Note de la fic :
Publié le 29/08/2014 à 16:32:29 par Loiseau
Je suis né quelques heures avant que le soleil ne meure. L’astre paternel qui avait éclairé le monde durant des millénaires s’était progressivement éteint, chandelle vacillant sous le vent du Temps. Je me souviens confusément de la lumière agonisante qui filtrait par la fenêtre de ma maison et des larmes de ma mère qui tombaient, salées, sur son sein et mon front. Je me rappelle vaguement de la voix grave d’un homme qui prononçait avec tristesse des mots que je ne connaissais pas et de l’odeur d’angoisse qui flottait dans la pièce. Je ne me souviens pas, en revanche – mais on me l’a raconté – du grésillement de la télévision et du spot gouvernemental qui annonçait en boucle et dans toutes les langues parlées :
-Citoyens du monde, le soleil va s’éteindre. Rejoignez les installations souterraines les plus proches. Je répète : rejoignez les installations souterraines les plus proches.

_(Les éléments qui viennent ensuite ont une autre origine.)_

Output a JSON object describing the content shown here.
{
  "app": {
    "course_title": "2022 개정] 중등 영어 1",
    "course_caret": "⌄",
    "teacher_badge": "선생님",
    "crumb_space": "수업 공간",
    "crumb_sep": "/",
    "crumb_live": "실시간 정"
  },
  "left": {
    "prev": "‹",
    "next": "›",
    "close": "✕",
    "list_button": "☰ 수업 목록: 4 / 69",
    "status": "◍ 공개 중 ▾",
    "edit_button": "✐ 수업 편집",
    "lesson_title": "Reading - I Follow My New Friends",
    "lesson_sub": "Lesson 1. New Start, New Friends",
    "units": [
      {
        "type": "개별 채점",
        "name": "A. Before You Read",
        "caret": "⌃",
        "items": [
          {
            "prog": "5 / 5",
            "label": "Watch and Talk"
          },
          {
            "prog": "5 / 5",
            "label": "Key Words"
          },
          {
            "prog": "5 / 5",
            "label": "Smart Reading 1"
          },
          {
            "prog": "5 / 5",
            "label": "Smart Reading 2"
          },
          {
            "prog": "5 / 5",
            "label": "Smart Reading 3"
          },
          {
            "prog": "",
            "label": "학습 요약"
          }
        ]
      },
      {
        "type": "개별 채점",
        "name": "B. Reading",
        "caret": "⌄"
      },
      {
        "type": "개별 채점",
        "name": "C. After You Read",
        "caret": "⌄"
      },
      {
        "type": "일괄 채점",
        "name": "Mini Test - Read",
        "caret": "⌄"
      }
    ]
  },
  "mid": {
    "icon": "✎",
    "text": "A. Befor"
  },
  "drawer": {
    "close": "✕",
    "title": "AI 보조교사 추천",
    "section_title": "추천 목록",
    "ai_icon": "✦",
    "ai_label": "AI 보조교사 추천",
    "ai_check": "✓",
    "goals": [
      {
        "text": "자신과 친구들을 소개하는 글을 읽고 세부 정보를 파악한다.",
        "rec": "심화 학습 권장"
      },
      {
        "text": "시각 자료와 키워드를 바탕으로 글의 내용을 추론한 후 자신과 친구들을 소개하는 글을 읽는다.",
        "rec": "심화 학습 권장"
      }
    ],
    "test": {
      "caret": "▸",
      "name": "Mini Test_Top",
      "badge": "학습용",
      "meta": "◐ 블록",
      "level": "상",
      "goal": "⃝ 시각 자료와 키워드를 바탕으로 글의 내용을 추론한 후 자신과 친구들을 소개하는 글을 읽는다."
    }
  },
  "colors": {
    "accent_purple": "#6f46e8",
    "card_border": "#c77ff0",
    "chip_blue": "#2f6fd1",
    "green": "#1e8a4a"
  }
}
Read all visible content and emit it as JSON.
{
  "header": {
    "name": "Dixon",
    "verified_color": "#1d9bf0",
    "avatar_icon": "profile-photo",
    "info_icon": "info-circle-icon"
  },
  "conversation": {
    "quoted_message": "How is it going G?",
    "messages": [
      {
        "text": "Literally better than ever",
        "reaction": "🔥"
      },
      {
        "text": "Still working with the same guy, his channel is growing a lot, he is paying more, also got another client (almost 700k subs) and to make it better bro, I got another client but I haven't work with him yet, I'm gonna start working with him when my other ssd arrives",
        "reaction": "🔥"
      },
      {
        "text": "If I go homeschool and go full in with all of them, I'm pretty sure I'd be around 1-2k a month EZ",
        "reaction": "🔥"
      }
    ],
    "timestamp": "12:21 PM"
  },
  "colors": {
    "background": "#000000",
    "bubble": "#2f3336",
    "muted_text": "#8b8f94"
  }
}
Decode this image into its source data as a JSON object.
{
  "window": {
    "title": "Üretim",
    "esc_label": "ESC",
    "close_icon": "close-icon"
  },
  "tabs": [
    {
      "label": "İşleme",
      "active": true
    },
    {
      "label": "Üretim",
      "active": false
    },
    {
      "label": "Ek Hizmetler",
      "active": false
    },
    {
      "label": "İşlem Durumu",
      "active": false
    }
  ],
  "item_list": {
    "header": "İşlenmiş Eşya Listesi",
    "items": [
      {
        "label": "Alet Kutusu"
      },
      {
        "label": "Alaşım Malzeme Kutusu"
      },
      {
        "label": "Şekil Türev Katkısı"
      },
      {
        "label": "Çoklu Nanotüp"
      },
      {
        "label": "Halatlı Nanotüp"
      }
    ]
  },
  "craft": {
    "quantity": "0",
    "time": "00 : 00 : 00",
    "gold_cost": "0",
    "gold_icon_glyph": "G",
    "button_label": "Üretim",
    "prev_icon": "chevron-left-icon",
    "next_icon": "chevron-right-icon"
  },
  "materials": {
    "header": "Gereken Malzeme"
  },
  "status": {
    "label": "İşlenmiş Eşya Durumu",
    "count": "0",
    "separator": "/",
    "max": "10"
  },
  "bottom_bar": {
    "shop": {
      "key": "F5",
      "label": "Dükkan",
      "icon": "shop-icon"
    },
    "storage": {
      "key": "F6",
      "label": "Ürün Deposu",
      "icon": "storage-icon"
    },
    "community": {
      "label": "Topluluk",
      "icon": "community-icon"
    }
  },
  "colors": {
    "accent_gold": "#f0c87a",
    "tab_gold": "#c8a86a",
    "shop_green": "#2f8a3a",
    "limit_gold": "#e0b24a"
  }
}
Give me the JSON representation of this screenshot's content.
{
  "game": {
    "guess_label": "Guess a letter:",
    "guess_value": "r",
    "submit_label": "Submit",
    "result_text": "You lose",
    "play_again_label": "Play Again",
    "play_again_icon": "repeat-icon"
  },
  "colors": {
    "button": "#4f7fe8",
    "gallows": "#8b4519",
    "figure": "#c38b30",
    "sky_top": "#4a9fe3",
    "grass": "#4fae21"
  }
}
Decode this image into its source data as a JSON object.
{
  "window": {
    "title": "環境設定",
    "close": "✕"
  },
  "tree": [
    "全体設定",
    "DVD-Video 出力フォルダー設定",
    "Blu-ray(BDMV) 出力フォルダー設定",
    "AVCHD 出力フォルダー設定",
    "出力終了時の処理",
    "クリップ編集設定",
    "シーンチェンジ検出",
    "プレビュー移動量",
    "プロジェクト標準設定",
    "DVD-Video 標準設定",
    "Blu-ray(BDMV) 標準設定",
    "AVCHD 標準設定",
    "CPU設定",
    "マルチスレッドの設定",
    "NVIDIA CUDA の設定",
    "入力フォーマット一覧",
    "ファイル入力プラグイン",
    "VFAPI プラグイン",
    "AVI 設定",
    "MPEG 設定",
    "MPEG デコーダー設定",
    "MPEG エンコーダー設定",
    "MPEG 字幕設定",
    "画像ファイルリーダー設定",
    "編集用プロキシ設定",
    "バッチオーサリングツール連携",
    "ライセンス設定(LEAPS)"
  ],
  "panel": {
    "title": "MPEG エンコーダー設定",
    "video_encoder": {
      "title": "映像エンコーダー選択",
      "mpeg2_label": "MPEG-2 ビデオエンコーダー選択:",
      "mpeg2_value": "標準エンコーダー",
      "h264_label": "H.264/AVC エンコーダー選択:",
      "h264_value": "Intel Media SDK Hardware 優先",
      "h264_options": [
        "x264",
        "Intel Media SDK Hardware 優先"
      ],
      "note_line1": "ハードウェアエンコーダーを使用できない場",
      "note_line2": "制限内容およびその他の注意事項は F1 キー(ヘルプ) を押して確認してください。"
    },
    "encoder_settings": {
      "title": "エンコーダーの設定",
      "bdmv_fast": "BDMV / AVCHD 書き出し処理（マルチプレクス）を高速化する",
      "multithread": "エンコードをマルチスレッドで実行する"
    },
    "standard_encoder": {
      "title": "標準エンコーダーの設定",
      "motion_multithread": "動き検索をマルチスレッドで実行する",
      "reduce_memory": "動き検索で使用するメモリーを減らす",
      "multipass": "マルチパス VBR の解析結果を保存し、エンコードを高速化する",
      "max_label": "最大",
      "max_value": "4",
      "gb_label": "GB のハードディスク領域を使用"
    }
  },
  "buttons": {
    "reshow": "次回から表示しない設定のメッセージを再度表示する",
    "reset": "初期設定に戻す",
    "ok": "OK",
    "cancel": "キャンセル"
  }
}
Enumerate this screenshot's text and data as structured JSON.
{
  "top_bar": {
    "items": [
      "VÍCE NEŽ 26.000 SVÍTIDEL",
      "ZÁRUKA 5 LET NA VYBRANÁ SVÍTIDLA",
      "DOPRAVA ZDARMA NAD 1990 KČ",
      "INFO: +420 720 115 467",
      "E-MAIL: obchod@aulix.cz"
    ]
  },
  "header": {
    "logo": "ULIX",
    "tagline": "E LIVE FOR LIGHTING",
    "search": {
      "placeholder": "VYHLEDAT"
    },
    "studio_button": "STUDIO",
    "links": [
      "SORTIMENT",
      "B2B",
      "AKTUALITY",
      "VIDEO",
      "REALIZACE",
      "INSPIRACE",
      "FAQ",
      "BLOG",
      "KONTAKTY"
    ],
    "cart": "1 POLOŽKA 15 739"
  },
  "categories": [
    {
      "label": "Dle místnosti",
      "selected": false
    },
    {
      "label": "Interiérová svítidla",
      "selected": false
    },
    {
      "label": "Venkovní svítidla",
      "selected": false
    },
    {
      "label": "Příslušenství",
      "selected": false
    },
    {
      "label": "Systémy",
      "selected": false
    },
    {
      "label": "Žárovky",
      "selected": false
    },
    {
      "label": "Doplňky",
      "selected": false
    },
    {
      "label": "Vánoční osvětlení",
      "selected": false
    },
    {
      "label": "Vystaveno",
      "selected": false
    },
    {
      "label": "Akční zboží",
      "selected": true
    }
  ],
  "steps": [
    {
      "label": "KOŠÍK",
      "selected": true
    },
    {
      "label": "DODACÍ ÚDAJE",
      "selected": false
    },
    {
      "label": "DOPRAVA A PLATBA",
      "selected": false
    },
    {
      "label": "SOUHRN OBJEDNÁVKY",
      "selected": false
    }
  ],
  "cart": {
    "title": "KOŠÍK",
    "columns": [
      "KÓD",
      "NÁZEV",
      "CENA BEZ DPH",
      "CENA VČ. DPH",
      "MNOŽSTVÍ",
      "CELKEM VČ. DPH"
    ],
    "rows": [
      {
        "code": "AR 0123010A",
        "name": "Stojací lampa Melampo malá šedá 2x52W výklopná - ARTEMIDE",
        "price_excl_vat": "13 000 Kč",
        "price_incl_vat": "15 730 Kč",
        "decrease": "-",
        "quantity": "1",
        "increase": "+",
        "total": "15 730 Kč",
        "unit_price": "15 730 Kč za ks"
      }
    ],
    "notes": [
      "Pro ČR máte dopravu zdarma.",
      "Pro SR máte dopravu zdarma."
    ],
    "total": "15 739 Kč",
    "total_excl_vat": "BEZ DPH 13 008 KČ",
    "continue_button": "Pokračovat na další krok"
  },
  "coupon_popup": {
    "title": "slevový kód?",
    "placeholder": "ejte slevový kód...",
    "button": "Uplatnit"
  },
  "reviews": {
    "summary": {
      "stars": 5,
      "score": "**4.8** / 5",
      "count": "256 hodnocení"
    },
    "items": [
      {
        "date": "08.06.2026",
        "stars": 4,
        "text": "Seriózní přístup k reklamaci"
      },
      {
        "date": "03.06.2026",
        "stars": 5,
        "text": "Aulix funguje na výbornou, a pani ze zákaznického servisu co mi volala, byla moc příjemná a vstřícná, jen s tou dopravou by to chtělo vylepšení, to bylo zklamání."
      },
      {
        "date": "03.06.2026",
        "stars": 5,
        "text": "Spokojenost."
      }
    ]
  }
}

Mon dernier souvenir des heures suivant ma naissance est celui d’une course effrénée sur la route menant à la grande ville non loin de chez nous. J’étais balloté contre le torse de mon père et mes yeux tous neufs fixaient un point derrière lui. Une immense boule de lumière orange dévorée par les ombres de l’espace et un froid terrible qui s’installait.
Je sais que nous avons réussi à atteindre l’entrée d’une installation. Les gens s’y pressaient, terrorisés, certains essayaient d’emporter avec eux leurs meubles, leurs babioles, et des militaires les leurs arrachaient des mains. Pas de surplus inutile dans les abris. Ce n’était encore que le début…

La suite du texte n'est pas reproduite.